The most important is the neighbours function, which determines where to go from the current point. It uses two input parameters: current position and a cell testing function. It looks around the current cell in four directions in clockwise order: up, right, down, and left. There must be a passage from the current cell to each surrounding cell; otherwise, it'll just skip to the next cell. Another step determines whether the cell is within the rectangular maze region. Finally, the cell is passed into the user-defined testing function, which will determine whether to include the current cell in a list of usable cells.

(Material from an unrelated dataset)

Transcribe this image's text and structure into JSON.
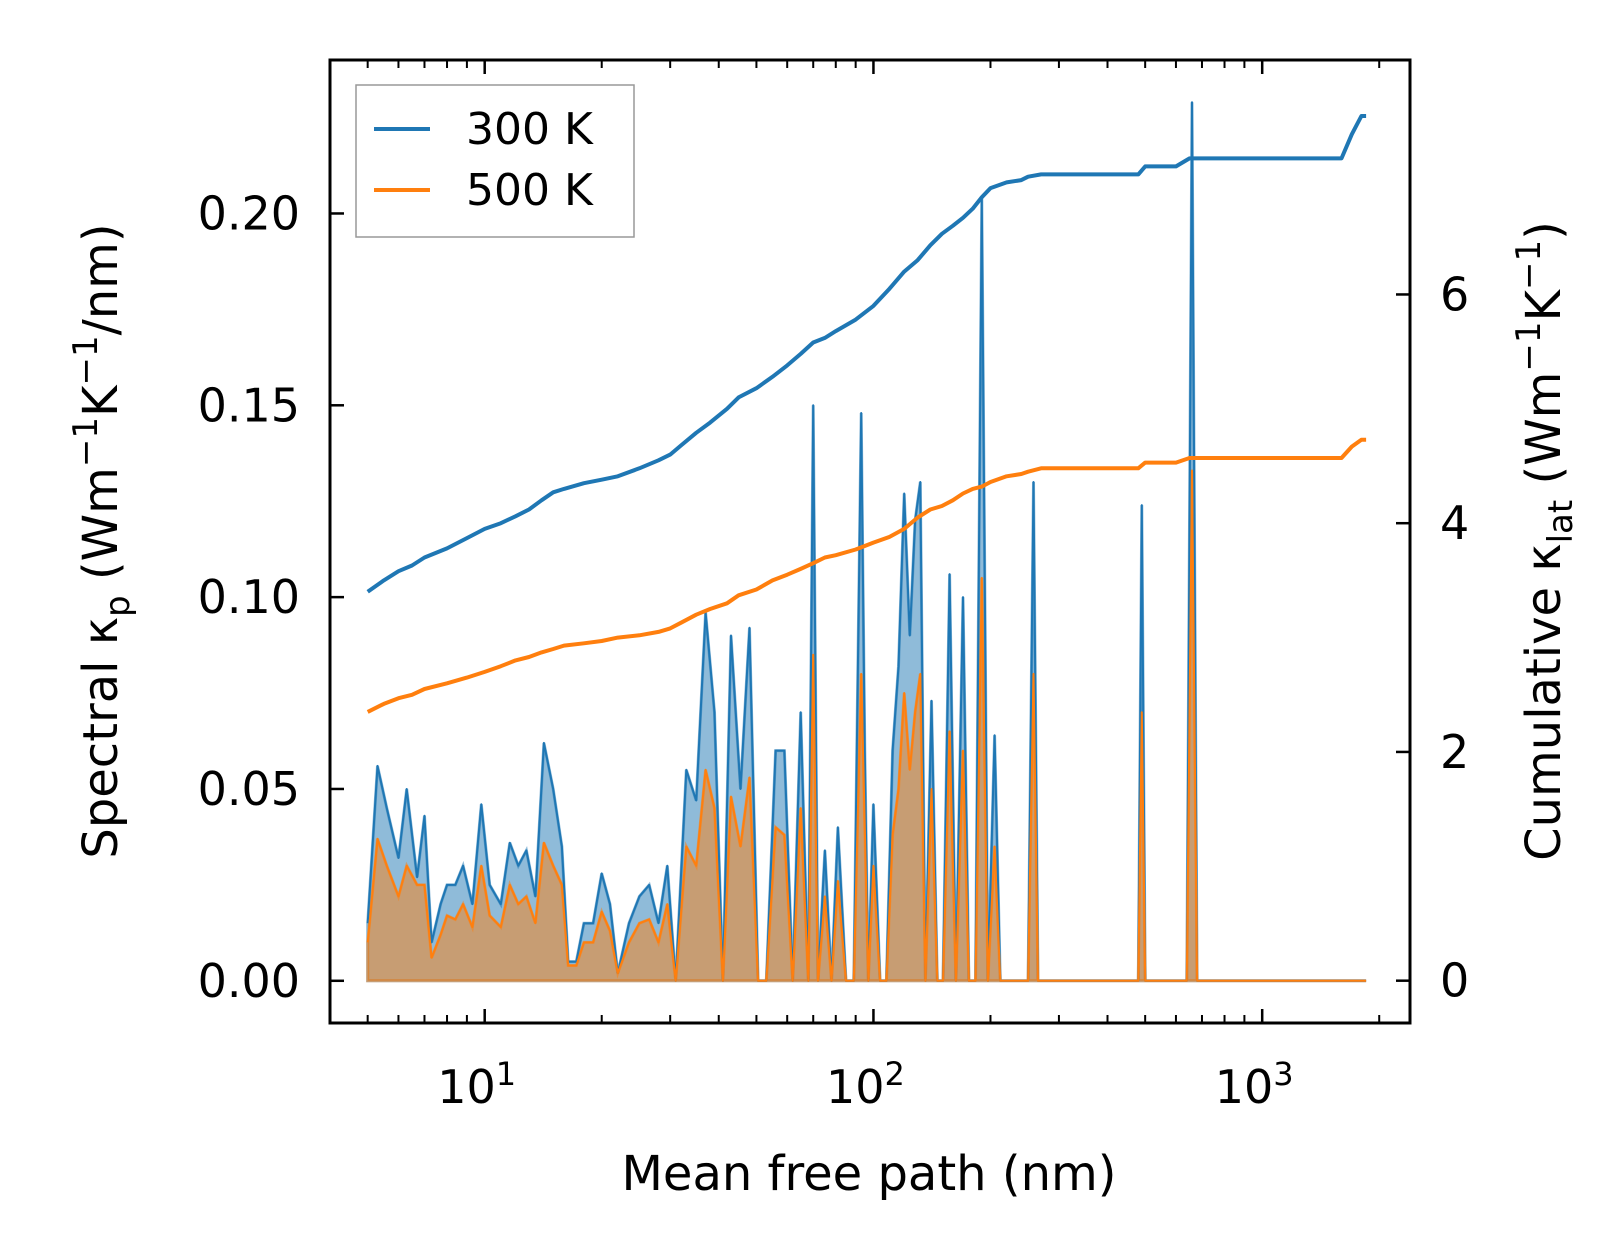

The maze cell testing function consists of a simple Boolean expression. It returns true if the cell has a correct cell type (not a wall) and hasn't been visited yet. A positive result will lead to inclusion of this cell to a list of usable cells.
Note that even if this pathfinding algorithm finds a path to the exit point, it doesn't guarantee that this path is the shortest possible.